"Family law attorneys and judges alike would benefit from thoughtful education aimed at deepening their understanding of personality disorders and learning effective ways to communicate and work with such individuals."
While most divorce cases are settled out-of-court in less than two years, high-conflict cases typically last two to five years and can involve scores of filings, endless delays, tens and hundreds of thousands of dollars in legal fees, and a high rate of attorney turnover. Worst of all, children become collateral damage and often wind up developing a wide range of mental-health issues (see ACEs).
This empirical study focuses on family law cases that involve a litigant with a personality disorder and that drag on for years despite reasonable options for resolution. Informed by the relatively sparse literature on high-conflict personalities in the family law system, Professor Oberman and her co-authors interviewed experienced family law practitioners, family law judges, and a seasoned custody evaluator with the goal of increasing knowledge about the harms associated with high-conflict personalities in the family law system, the forces that perpetuate these protracted disputes, and possible means to ameliorate the problem. Professor Oberman and her colleagues report on the major themes that emerged from their interviews with family law experts and propose a series of reforms suggested by these findings.
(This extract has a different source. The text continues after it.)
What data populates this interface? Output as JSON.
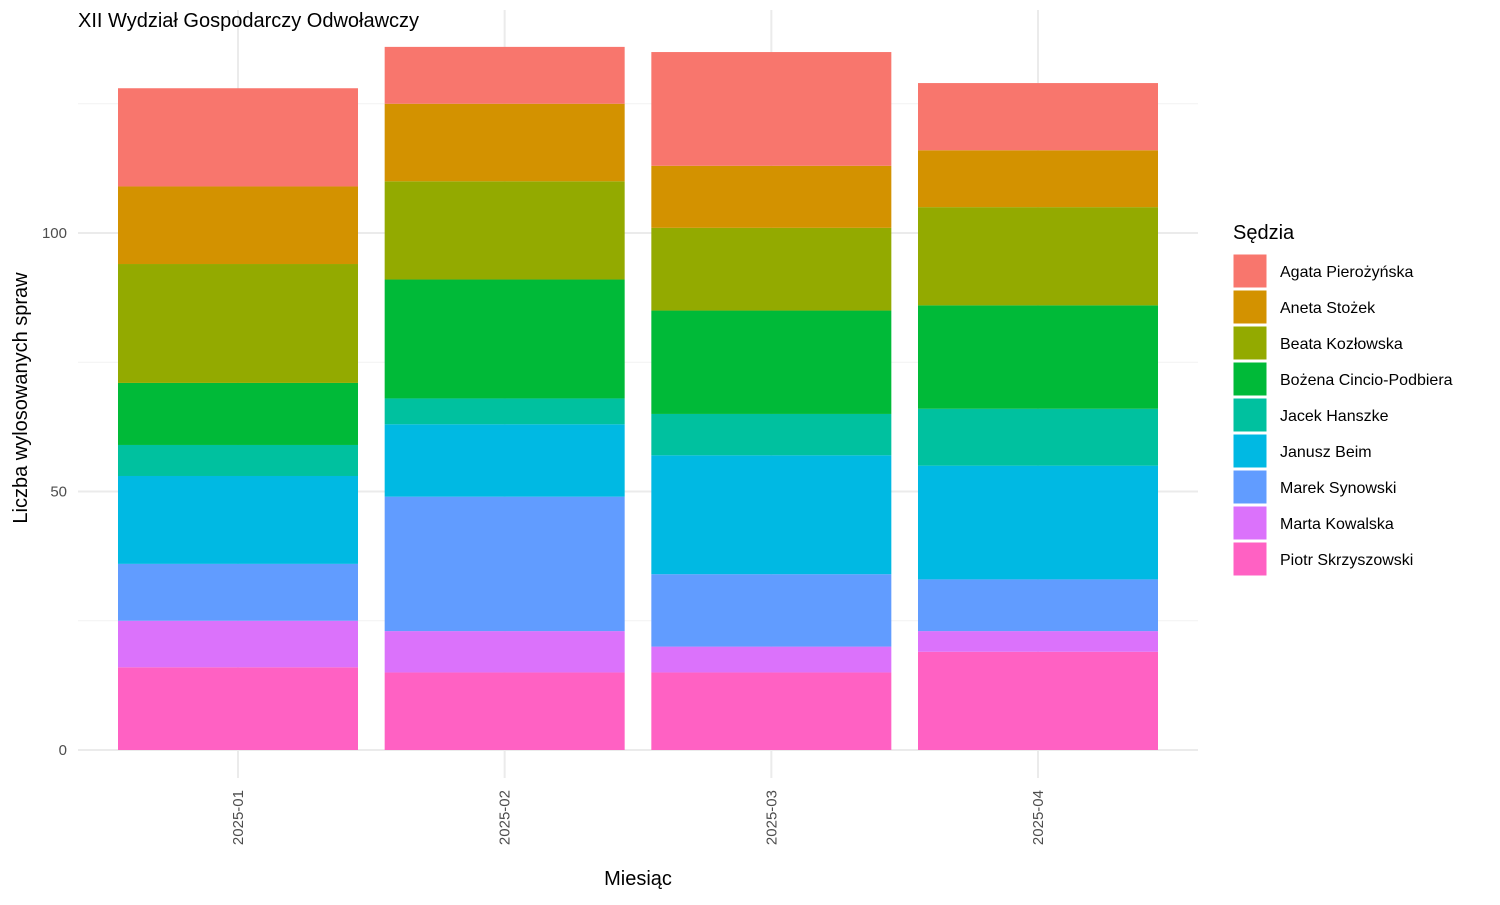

“The optimal means for resolving these cases lies in recognizing that the high-conflict party is drawn to the conflict, rather than to settlement, and devising effective means of disengaging and de-escalating the dispute.” To that end, “family law attorneys and judges alike would benefit from thoughtful education aimed at deepening their understanding of personality disorders and learning effective ways to communicate and work with such individuals.”